Murray & Roberts Cementation has a well established track record for raiseboring and completed the hole to its final depth safely and cost-effectively. Use of its RVDS technology ensured that the hole was drilled to a deviation of only 0.01% over its depth of 730 metres. It was considered essential that the hole be straight, as the backfill pipe column is essentially free hanging.
“Traditionally, we would require human access to equip a hole with backfill pipes. This necessitates the provision of some in-shaft infrastructure. Firstly, this is an expensive exercise and secondly, this shaft has a diameter of only 1.8 metres, which doesn’t give one much room to move,” James Collins, engineering manager for Murray & Roberts Cementation, says.
In the traditional method, support structures are established at the bottom of the shaft, and the pipes are installed moving upwards.
The job entailed installation of two 150 NB schedule 160 high pressure backfill pipes in the hole.
“We came up with a new method of installation whereby the pipes were installed from the surface and lowered by means of a hoisting system,” Collins says.
Pipes were supplied in 9.144 metre lengths with a screw-on configuration with a double diameter double start, which supplies increased torque ability on the thread. The torque allows sufficient pre-tension in the joint to carry the required loads. A total of 77 pipes per column were installed.
A number of innovative engineering methods were implemented to accomplish this job. Firstly, a purpose designed cranage system was engineered to accomplish the top down installation. The cranage was installed directly above the raisebore hole and collar support steel.
“We clamped the first pipe into position using a purpose designed hydraulic torque tool and continued the process until all 77 pipes had been installed for the first column. We then repeated the procedure for the second column.
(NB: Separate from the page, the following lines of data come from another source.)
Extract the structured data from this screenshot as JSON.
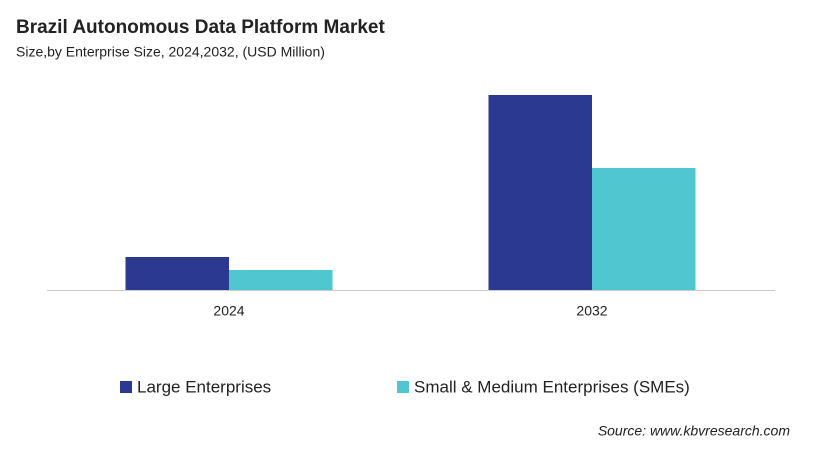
{
  "chart_data": {
    "type": "bar",
    "title": "Brazil Autonomous  Data Platform Market",
    "subtitle": "Size,by Enterprise Size, 2024,2032, (USD Million)",
    "categories": [
      "2024",
      "2032"
    ],
    "series": [
      {
        "name": "Large Enterprises",
        "color": "#2b3990",
        "values": [
          33,
          195
        ]
      },
      {
        "name": "Small & Medium Enterprises (SMEs)",
        "color": "#4fc6d0",
        "values": [
          20,
          122
        ]
      }
    ],
    "ylim": [
      0,
      200
    ],
    "source": "Source: www.kbvresearch.com"
  }
}
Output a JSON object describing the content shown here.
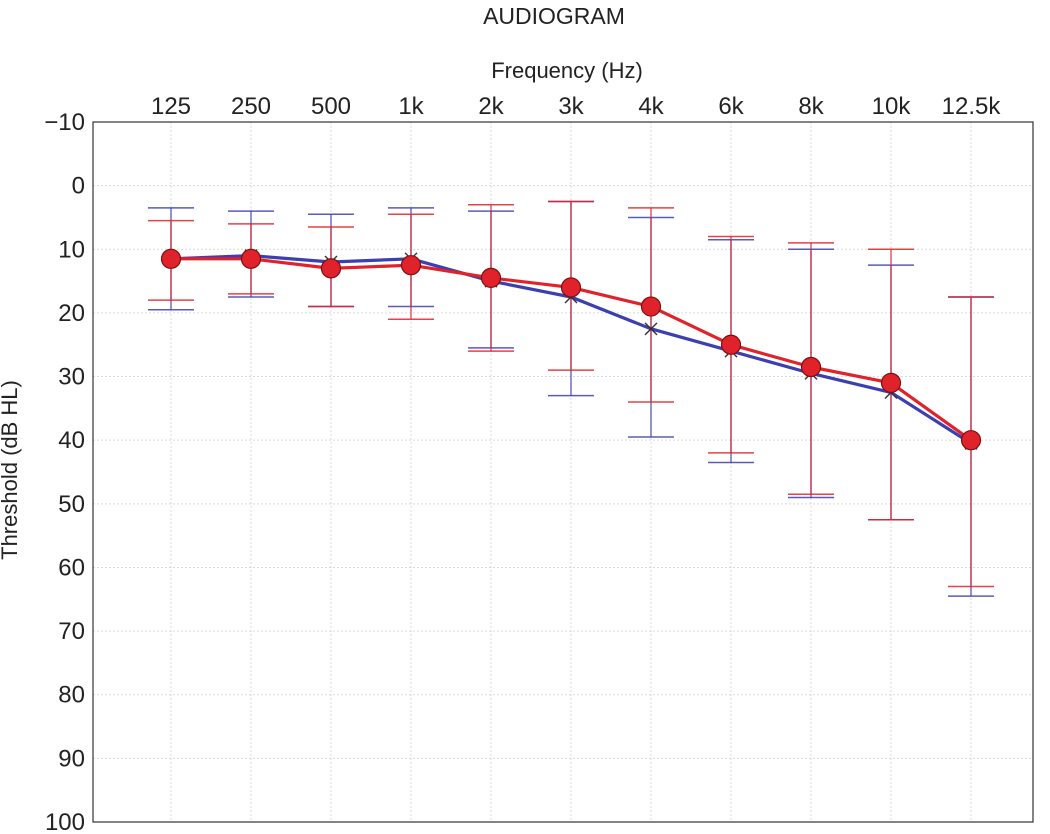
{
  "chart_data": {
    "type": "line",
    "title": "AUDIOGRAM",
    "xlabel": "Frequency (Hz)",
    "ylabel": "Threshold (dB HL)",
    "categories": [
      "125",
      "250",
      "500",
      "1k",
      "2k",
      "3k",
      "4k",
      "6k",
      "8k",
      "10k",
      "12.5k"
    ],
    "y_ticks": [
      "−10",
      "0",
      "10",
      "20",
      "30",
      "40",
      "50",
      "60",
      "70",
      "80",
      "90",
      "100"
    ],
    "ylim": [
      -10,
      100
    ],
    "y_inverted": true,
    "x_axis_position": "top",
    "grid": true,
    "series": [
      {
        "color": "#3b3fb0",
        "marker": "x",
        "values": [
          11.5,
          11,
          12,
          11.5,
          15,
          17.5,
          22.5,
          26,
          29.5,
          32.5,
          40.5
        ],
        "err_low": [
          3.5,
          4,
          4.5,
          3.5,
          4,
          2.5,
          5,
          8.5,
          10,
          12.5,
          17.5
        ],
        "err_high": [
          19.5,
          17.5,
          19,
          19,
          25.5,
          33,
          39.5,
          43.5,
          49,
          52.5,
          64.5
        ]
      },
      {
        "color": "#e0232b",
        "marker": "circle",
        "values": [
          11.5,
          11.5,
          13,
          12.5,
          14.5,
          16,
          19,
          25,
          28.5,
          31,
          40
        ],
        "err_low": [
          5.5,
          6,
          6.5,
          4.5,
          3,
          2.5,
          3.5,
          8,
          9,
          10,
          17.5
        ],
        "err_high": [
          18,
          17,
          19,
          21,
          26,
          29,
          34,
          42,
          48.5,
          52.5,
          63
        ]
      }
    ]
  }
}
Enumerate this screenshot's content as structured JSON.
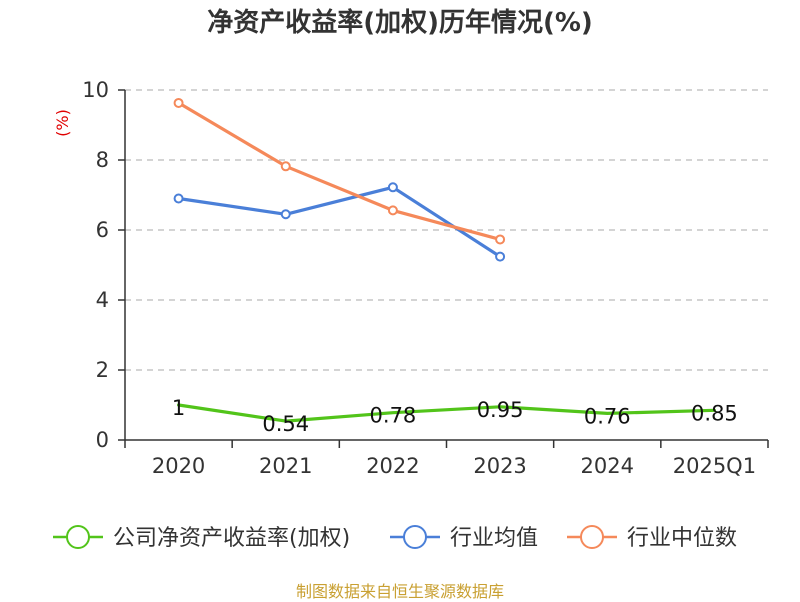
{
  "chart_data": {
    "type": "line",
    "title": "净资产收益率(加权)历年情况(%)",
    "ylabel": "(%)",
    "categories": [
      "2020",
      "2021",
      "2022",
      "2023",
      "2024",
      "2025Q1"
    ],
    "ylim": [
      0,
      10
    ],
    "yticks": [
      0,
      2,
      4,
      6,
      8,
      10
    ],
    "grid": true,
    "legend_position": "bottom",
    "series": [
      {
        "name": "公司净资产收益率(加权)",
        "color": "#52c41a",
        "values": [
          1,
          0.54,
          0.78,
          0.95,
          0.76,
          0.85
        ],
        "labels": [
          "1",
          "0.54",
          "0.78",
          "0.95",
          "0.76",
          "0.85"
        ],
        "show_markers": false,
        "show_labels": true
      },
      {
        "name": "行业均值",
        "color": "#4a7fd8",
        "values": [
          6.9,
          6.45,
          7.22,
          5.24,
          null,
          null
        ],
        "show_markers": true,
        "show_labels": false
      },
      {
        "name": "行业中位数",
        "color": "#f5895a",
        "values": [
          9.63,
          7.82,
          6.56,
          5.73,
          null,
          null
        ],
        "show_markers": true,
        "show_labels": false
      }
    ]
  },
  "source": "制图数据来自恒生聚源数据库"
}
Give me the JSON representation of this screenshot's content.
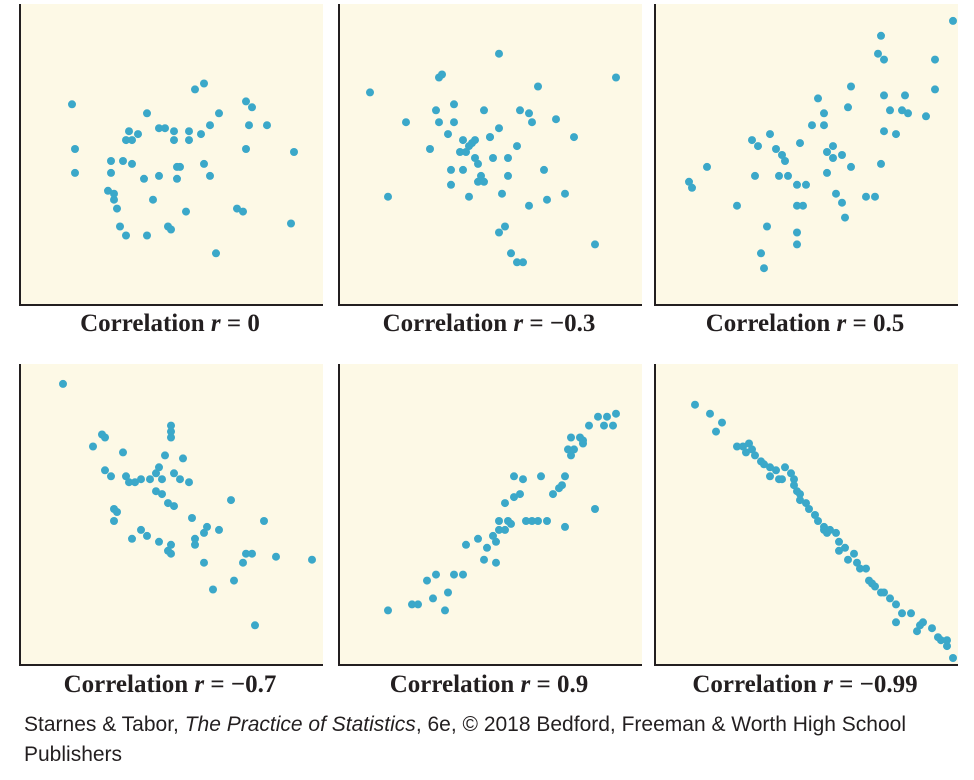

Our hydraulic torque tool ensured the effectiveness of each joint,” Collins says.
Anchor steel will be installed at the shaft bottom to facilitate tensioning of the pipes between the bottom and the top support steel. “The backfill pipe columns are free hanging, and tensioning was essential to ensure that oscillation is dampened,” Collins says.
The top support steel, which carries the greater load, comprised 1.1. metre deep plate girders with a rating of 900 kg/metre. “We used fairly substantial sections to facilitate the most appropriate support for the backfill pipe columns and to minimise deflection after we had tensioned the columns,” Collins points out.
It was innovative thinking and experience that ensured an appropriate solution, particularly in terms of handling such large lengths and be able to rotate and lower the pipes simultaneously under controlled conditions. At the end of the screwing function, it was also important to be able to apply the correct torque to a 150 NB pipe.
These systems were developed at the Murray & Roberts Cementation’s Bentley Park workshops.
“Use of this method of equipping the raisebored hole with backfill pipe columns guaranteed that the job cost a fraction of the conventional method. We also achieved significant time savings and ensured safety,” Lane comments.
“This has never been done before. After successfully completing the contract at Cullinan during the first quarter of 2006, we were awarded a contract at Black Mountain using the same technique,” he says.
The installation crew at Cullinan comprised six people and the entire contract was completed without a single lost time injury.
“This is a good example of solving a complex problem with a simple yet foolproof solution,” Lane concludes.